Sunday, Oct. 16, Sam Bond’s Garage hosts the Los Angeles-based duo Wahid, which plays ancient Middle Eastern instruments (the lute called the “oud” and a tuned-frame drum) plus electronic enhancements in original compositions and improvisations. It sounds like a stark combo, but the world-fusion music duo manages to craft a much richer than expected sound, often using complex rhythms from North Africa, Turkey and Eastern Europe. The excellent triple bill also includes veteran Eugene musician Josh Humphrey’s Crandall Trio, which features saxophone, tabla and bass, plus a short set by Eugene’s own Turkish music ensemble, Ala Nar.
Classical fans will have heard of another East European composer, Franz Liszt, and you’ll be hearing a lot more about the virtuoso piano genius this year because he was born 200 years to the night — Oct. 22 — before the excellent UO pianist Dean Kramer performs a recital of Liszt’s music at Beall Hall.
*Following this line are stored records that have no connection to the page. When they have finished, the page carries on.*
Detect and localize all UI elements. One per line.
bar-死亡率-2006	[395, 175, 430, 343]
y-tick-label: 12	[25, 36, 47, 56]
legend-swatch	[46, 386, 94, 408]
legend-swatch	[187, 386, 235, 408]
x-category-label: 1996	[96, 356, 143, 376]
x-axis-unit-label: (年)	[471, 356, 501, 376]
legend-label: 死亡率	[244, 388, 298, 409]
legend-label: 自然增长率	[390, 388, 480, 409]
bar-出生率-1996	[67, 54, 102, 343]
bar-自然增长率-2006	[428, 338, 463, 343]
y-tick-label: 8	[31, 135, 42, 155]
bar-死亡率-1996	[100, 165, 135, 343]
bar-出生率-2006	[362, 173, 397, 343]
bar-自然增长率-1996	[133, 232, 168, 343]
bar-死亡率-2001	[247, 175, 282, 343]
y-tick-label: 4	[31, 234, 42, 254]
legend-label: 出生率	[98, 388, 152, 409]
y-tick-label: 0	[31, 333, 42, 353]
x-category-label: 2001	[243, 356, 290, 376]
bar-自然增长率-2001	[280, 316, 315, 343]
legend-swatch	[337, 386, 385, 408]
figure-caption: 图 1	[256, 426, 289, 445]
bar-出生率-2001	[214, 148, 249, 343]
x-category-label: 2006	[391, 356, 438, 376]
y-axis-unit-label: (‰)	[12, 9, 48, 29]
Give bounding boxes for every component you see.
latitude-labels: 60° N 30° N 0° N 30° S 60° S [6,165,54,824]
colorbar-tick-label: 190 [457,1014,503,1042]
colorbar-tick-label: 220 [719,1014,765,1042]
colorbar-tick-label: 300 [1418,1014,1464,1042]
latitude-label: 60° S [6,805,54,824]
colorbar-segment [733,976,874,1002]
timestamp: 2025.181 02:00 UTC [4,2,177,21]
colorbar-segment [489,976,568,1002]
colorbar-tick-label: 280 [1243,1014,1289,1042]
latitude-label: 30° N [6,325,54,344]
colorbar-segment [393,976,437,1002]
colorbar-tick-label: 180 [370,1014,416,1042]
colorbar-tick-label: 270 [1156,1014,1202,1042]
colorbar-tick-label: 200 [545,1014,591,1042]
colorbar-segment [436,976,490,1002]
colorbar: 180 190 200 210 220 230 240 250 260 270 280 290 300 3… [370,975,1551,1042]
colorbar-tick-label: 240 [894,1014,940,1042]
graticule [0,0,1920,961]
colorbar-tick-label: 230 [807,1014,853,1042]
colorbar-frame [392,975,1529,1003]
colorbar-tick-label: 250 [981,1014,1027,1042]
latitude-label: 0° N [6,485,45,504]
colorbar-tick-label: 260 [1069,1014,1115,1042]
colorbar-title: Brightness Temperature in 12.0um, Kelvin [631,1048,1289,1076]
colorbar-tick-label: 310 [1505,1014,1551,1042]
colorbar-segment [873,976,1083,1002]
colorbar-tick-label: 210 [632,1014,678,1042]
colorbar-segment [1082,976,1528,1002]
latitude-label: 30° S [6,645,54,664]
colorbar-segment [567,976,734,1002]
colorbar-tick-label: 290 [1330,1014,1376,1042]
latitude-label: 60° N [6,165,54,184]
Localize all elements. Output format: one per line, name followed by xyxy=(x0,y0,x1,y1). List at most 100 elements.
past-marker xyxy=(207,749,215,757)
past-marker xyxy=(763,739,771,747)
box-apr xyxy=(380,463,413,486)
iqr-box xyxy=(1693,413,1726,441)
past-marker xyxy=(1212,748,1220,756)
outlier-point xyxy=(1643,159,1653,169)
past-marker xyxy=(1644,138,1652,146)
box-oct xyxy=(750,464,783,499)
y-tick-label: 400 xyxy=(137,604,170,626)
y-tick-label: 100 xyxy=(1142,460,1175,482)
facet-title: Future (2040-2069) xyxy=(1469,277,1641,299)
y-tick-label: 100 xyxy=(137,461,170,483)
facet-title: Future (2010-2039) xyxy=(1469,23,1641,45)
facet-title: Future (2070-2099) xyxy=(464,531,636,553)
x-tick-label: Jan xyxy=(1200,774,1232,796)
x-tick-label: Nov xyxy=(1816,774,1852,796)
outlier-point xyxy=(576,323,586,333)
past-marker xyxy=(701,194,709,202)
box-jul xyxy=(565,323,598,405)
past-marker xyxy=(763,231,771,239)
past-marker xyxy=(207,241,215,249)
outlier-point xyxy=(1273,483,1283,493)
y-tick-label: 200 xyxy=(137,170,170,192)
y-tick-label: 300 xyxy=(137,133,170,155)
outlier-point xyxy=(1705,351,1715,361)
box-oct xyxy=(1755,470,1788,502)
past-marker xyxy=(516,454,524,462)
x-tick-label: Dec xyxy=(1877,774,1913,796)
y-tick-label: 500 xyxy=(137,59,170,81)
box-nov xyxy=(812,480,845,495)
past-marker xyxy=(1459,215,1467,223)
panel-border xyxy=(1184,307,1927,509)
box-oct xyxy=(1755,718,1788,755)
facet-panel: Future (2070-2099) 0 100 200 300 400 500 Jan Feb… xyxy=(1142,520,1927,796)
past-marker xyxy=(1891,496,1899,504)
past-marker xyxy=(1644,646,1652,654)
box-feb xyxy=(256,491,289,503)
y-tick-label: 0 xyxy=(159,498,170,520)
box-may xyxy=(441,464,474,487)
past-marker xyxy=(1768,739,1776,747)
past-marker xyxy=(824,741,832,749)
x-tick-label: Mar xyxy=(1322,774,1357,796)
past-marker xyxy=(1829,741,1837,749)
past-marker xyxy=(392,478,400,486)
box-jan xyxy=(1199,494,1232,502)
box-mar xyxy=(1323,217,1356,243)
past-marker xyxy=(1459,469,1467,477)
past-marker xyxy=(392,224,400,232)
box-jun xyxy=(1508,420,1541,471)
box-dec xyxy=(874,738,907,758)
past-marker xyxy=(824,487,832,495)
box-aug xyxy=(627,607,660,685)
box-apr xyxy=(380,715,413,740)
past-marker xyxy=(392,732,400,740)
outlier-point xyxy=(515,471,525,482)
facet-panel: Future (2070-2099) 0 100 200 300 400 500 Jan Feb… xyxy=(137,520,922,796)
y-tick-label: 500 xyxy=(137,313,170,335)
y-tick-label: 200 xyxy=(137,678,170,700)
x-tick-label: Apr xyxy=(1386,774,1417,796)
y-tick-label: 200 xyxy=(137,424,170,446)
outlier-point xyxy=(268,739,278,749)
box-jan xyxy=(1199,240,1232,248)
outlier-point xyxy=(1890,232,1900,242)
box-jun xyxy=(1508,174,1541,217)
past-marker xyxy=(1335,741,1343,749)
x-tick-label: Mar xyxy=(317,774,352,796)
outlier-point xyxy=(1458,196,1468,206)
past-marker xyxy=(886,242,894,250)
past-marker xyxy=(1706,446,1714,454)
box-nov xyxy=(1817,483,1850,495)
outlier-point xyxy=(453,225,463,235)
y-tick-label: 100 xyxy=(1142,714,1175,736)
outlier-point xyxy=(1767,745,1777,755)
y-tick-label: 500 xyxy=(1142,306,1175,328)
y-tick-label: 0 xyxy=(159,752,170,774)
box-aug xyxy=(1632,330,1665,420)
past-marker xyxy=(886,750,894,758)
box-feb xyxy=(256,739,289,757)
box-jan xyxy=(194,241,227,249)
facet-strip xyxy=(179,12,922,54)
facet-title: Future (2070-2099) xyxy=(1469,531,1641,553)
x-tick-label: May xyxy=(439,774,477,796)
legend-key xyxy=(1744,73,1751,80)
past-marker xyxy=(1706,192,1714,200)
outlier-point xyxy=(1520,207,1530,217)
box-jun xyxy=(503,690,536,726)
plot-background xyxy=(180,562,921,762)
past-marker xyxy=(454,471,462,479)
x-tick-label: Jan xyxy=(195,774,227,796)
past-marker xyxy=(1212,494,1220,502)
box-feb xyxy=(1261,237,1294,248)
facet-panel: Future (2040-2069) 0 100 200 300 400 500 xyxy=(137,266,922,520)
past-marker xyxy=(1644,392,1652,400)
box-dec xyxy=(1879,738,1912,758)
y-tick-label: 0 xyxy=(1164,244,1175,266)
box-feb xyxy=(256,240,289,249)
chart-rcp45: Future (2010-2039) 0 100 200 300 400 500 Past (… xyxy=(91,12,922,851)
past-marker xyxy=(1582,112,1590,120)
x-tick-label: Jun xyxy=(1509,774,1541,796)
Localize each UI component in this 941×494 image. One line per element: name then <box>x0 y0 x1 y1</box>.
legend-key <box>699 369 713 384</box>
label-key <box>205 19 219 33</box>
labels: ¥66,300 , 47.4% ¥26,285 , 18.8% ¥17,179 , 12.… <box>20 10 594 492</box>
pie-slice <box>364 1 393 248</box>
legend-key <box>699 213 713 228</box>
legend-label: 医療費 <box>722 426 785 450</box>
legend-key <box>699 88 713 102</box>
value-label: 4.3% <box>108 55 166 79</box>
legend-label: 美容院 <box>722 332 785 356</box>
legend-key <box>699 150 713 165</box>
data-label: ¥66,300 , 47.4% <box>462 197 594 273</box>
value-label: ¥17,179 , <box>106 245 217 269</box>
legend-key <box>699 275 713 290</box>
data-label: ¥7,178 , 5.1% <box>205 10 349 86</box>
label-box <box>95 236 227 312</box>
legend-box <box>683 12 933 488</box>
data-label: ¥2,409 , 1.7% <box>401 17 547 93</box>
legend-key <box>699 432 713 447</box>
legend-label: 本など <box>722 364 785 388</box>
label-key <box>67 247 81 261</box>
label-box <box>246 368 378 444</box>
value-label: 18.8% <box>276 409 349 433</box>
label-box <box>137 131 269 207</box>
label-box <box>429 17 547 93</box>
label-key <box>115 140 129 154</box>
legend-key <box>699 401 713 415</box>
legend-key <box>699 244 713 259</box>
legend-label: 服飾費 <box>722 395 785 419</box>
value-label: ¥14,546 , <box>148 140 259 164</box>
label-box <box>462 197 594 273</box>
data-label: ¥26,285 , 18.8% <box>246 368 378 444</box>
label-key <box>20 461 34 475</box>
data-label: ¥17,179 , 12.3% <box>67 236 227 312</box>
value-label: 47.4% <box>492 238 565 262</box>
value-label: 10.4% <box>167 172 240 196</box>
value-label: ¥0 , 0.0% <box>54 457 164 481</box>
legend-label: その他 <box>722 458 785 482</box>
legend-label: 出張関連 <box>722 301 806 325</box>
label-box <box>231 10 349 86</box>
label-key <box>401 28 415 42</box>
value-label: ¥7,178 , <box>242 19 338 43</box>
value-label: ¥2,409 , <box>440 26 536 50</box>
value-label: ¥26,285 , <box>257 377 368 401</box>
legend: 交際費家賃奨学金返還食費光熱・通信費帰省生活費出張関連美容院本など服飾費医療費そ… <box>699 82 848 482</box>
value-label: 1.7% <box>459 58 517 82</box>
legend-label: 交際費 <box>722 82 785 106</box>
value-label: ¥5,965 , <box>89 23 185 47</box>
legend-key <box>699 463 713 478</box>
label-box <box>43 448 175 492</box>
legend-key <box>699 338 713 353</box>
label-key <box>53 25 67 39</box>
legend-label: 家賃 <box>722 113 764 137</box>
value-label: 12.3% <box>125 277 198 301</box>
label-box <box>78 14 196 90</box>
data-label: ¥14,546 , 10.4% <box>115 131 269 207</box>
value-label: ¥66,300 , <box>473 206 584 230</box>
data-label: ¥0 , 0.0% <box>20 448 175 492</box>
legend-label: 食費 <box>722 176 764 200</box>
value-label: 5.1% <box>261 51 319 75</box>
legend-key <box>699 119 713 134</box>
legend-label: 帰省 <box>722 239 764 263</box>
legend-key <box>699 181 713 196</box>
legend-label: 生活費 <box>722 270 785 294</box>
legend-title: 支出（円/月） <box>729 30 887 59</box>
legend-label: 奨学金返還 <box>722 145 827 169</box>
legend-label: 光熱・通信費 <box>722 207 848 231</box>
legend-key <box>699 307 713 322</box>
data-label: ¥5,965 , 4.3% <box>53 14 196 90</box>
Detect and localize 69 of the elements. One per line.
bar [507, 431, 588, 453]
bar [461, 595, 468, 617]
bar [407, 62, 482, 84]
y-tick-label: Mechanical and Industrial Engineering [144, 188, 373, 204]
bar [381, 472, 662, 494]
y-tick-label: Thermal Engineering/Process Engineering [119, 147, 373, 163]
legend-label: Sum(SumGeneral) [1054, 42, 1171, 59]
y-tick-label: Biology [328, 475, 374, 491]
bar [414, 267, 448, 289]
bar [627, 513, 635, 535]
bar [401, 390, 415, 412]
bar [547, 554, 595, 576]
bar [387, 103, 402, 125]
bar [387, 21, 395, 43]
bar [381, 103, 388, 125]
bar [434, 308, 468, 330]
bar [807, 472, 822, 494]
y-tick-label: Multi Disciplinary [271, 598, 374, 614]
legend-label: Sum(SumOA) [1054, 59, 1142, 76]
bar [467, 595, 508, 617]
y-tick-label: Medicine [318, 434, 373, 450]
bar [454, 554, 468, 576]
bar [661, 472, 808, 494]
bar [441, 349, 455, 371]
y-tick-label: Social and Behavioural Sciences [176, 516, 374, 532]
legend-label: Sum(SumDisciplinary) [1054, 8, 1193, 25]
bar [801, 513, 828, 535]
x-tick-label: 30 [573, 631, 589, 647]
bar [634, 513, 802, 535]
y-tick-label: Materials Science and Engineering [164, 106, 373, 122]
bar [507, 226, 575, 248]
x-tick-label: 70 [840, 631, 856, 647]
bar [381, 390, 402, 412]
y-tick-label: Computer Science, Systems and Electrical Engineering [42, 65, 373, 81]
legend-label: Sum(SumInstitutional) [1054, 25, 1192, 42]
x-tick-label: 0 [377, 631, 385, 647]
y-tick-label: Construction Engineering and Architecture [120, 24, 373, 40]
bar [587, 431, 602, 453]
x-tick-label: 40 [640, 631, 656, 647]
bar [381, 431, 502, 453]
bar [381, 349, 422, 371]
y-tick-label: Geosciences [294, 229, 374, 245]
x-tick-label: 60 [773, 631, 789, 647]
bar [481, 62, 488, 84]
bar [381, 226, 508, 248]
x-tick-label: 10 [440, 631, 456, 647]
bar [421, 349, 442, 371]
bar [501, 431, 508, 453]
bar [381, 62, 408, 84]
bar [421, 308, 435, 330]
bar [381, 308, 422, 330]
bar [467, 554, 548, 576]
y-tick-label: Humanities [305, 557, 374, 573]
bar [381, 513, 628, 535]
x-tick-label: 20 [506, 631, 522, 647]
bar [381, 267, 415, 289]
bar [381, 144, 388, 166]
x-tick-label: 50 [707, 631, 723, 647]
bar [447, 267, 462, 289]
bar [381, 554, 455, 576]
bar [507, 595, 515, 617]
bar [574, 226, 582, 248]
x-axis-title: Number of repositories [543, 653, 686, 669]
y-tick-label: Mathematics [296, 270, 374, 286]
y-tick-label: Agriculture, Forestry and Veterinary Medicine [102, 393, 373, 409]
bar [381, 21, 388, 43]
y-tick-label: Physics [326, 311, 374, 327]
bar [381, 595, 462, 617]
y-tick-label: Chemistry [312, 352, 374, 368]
Liszt’s countryman Joseph Haydn lived most of his life in what was then Austria-Hungary, but achieved some of his greatest triumphs in London, where he was commissioned to compose and lead his last dozen symphonies. His very last, Symphony #104, is one of music’s truly eloquent closing statements, with a final movement that can be one of the most thrilling rides in all of classical music. Guest conductor Andrew Sewell will lead the Eugene Symphony’s Oct. 20 performance of Symphony #104 and music by Felix Mendelssohn, Benjamin Britten and Edward Elgar at the Hult Center.